This was my BYU-I Senior Project, completed in 2018. The goal of the project was to implement an OCR that would read an alphabet I made-up of about 30 unique characters.
I created a training set of data by writing out the symbols myself in a Rocketbook (a notebook with pages designed to be scanned intodata/rty.jpg google drive with an app) a few times, and then getting some additional training data by having friends copy the symbols themselves, and making the images black/white.
I would then reduce the images to binary vectors and do dimensionality reduction to produce a handful of Eigenfaces for each symbol, which was the ML part of the project. To categorize an image of a character, the program would mathematically project it onto the eigenfaces for each character, and then compare the result to the actual image. The closest result would be chosen as the winner.
I love coding, but I don't always have a computer on me. I also love the aesthetic and feeling of handwriting. There were several times when I wished that I could do some actual coding using a pen and paper.
This project's main vision was creating a language of symbols that would be easier for the computer to recognize than the Latin alphabet or the symbols present on the keyboard. One could then write using these symbols (or a mix of these symbols and English characters) to create a hand-written script. This script would be scanned with a mobile app, which would produce actual code and be able to verify that the code worked as expected.

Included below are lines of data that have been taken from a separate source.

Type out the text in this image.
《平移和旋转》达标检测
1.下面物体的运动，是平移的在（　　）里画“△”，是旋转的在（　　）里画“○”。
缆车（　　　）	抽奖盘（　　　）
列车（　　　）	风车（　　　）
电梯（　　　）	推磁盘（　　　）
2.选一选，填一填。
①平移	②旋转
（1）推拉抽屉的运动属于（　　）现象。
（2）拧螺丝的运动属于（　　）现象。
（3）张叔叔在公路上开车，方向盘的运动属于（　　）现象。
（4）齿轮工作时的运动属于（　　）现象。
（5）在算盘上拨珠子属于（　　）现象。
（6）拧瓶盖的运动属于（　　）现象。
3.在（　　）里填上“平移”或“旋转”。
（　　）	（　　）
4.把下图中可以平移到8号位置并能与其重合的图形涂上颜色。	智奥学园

Perhaps not the most practical product or dream, but I liked it. It was also an excuse to exercise some new skills: Machine learning, Haskell, and linear algebra.
If I recall correctly, results accuracy was around 80%, even after limiting the alphabet to a smaller subset of 26 characters. This was pretty disappointing to me, but given the limited timeframe and dataset. Besides, the main goal was to stretch my skills and learn something new through application, and that was certainly achieved.

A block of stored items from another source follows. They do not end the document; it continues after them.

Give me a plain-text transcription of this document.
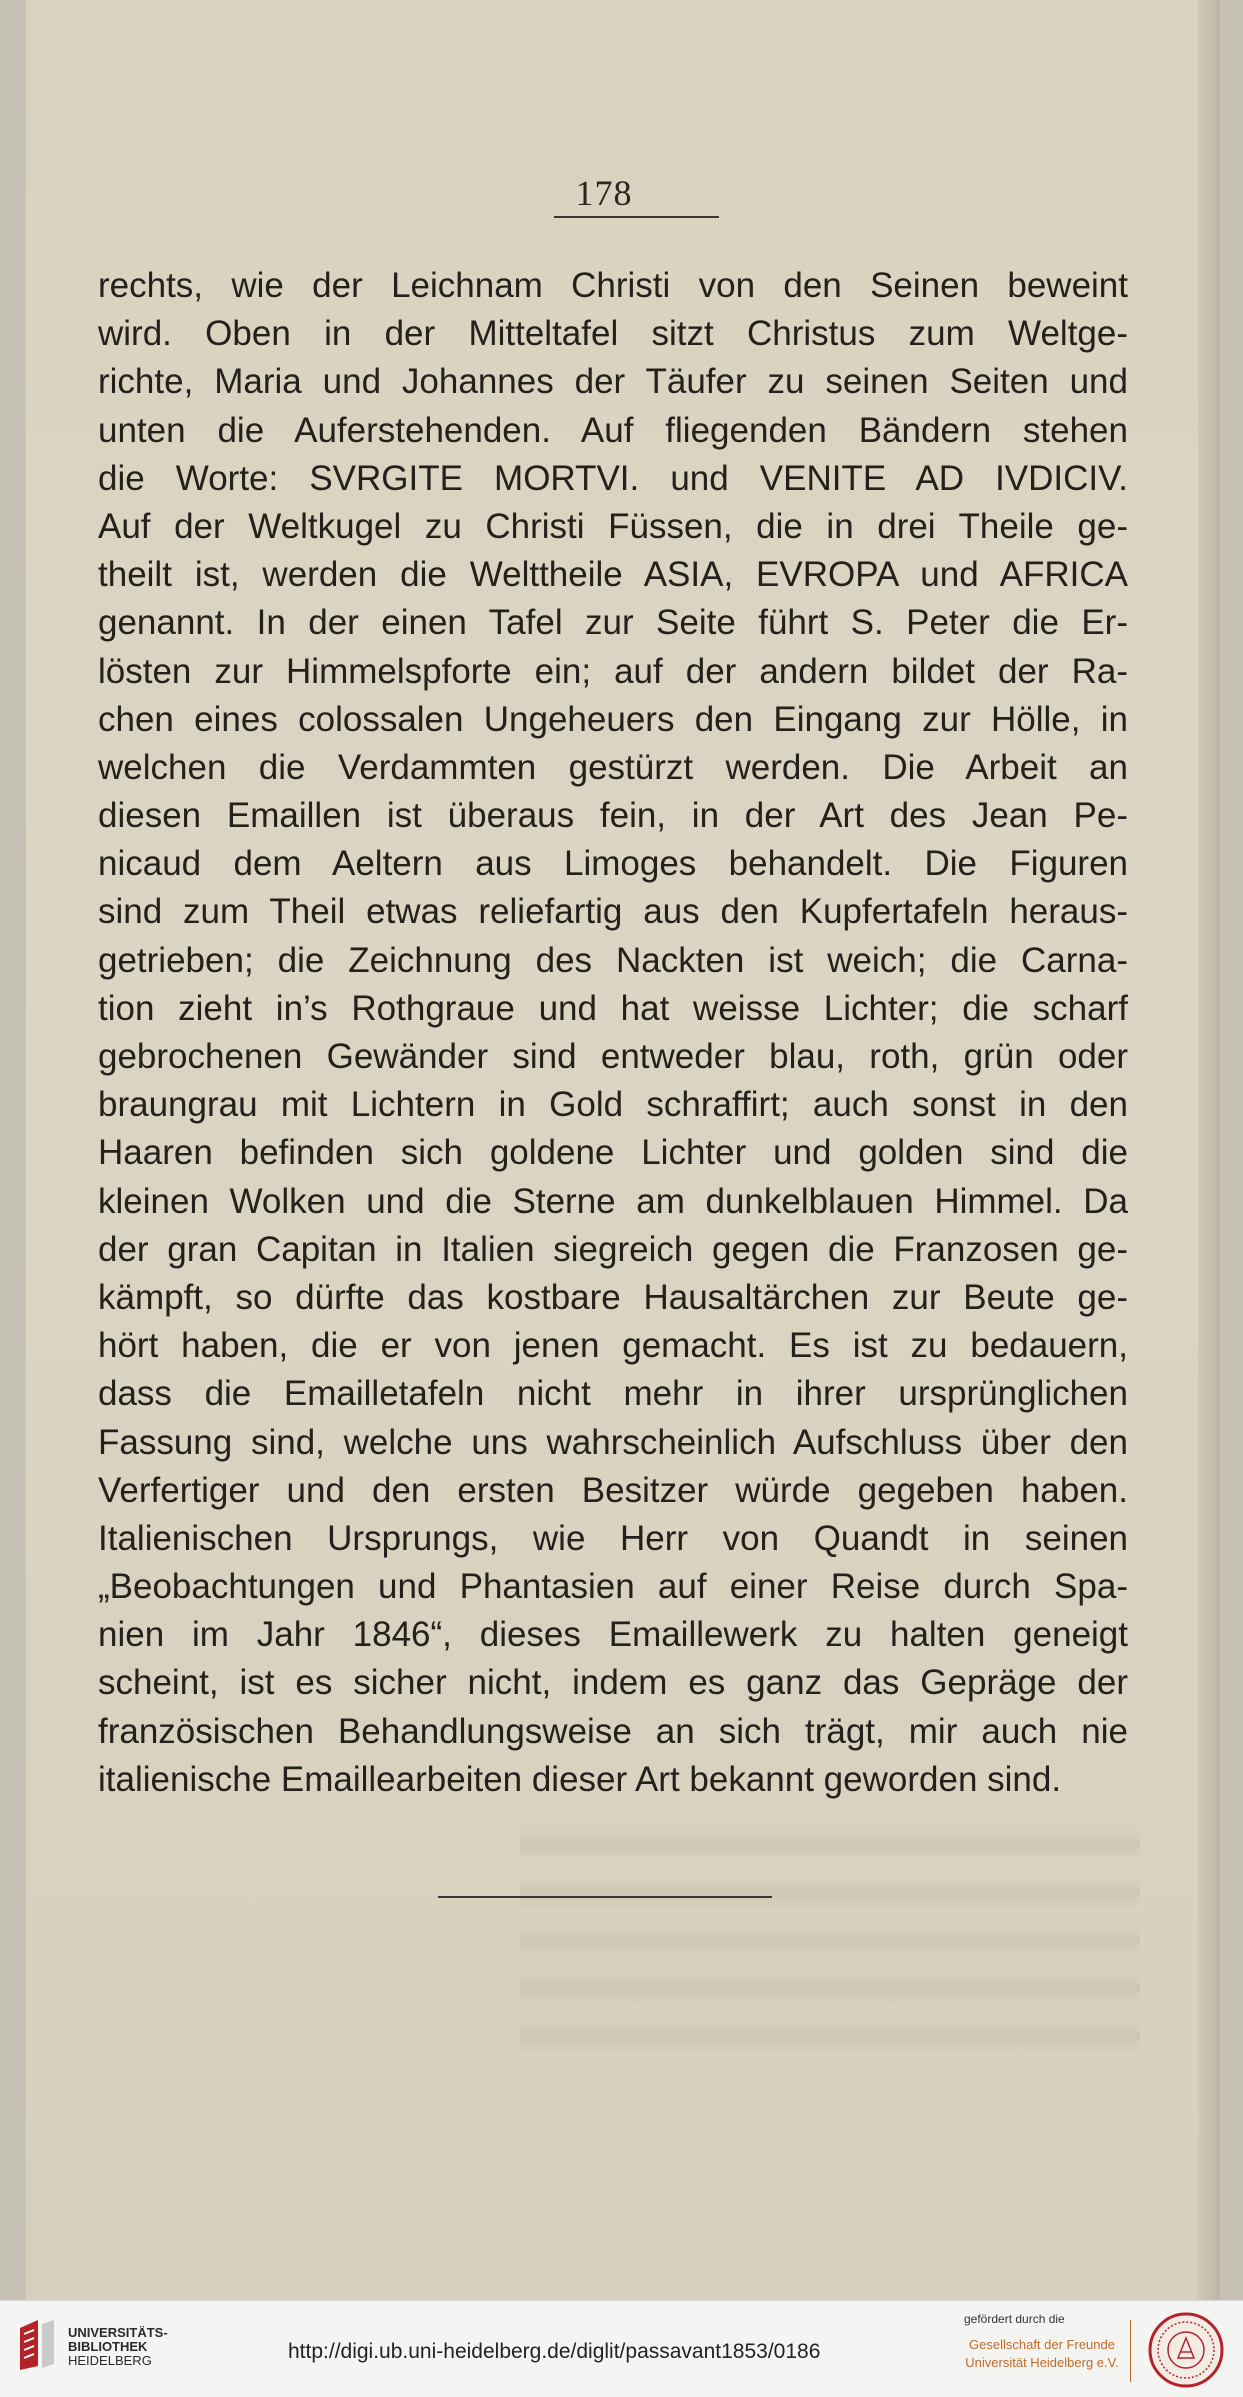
178
rechts, wie der Leichnam Christi von den Seinen beweint
wird. Oben in der Mitteltafel sitzt Christus zum Weltge-
richte, Maria und Johannes der Täufer zu seinen Seiten und
unten die Auferstehenden. Auf fliegenden Bändern stehen
die Worte: SVRGITE MORTVI. und VENITE AD IVDICIV.
Auf der Weltkugel zu Christi Füssen, die in drei Theile ge-
theilt ist, werden die Welttheile ASIA, EVROPA und AFRICA
genannt. In der einen Tafel zur Seite führt S. Peter die Er-
lösten zur Himmelspforte ein; auf der andern bildet der Ra-
chen eines colossalen Ungeheuers den Eingang zur Hölle, in
welchen die Verdammten gestürzt werden. Die Arbeit an
diesen Emaillen ist überaus fein, in der Art des Jean Pe-
nicaud dem Aeltern aus Limoges behandelt. Die Figuren
sind zum Theil etwas reliefartig aus den Kupfertafeln heraus-
getrieben; die Zeichnung des Nackten ist weich; die Carna-
tion zieht in’s Rothgraue und hat weisse Lichter; die scharf
gebrochenen Gewänder sind entweder blau, roth, grün oder
braungrau mit Lichtern in Gold schraffirt; auch sonst in den
Haaren befinden sich goldene Lichter und golden sind die
kleinen Wolken und die Sterne am dunkelblauen Himmel. Da
der gran Capitan in Italien siegreich gegen die Franzosen ge-
kämpft, so dürfte das kostbare Hausaltärchen zur Beute ge-
hört haben, die er von jenen gemacht. Es ist zu bedauern,
dass die Emailletafeln nicht mehr in ihrer ursprünglichen
Fassung sind, welche uns wahrscheinlich Aufschluss über den
Verfertiger und den ersten Besitzer würde gegeben haben.
Italienischen Ursprungs, wie Herr von Quandt in seinen
„Beobachtungen und Phantasien auf einer Reise durch Spa-
nien im Jahr 1846“, dieses Emaillewerk zu halten geneigt
scheint, ist es sicher nicht, indem es ganz das Gepräge der
französischen Behandlungsweise an sich trägt, mir auch nie
italienische Emaillearbeiten dieser Art bekannt geworden sind.
UNIVERSITÄTS-
BIBLIOTHEK
HEIDELBERG	http://digi.ub.uni-heidelberg.de/diglit/passavant1853/0186
gefördert durch die
Gesellschaft der Freunde
Universität Heidelberg e.V.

If I could do it again, I would have a much larger training set on fewer outputs. I made the alphabet too large to ask others to produce several copies, and for me to manually enter into the training data.
I also realized much later that I had accidentally given my friends an older draft of the language to copy, where a few of the symbols had been changed. This meant that some of the characters actually had two differnt symbols assigned to them in the data.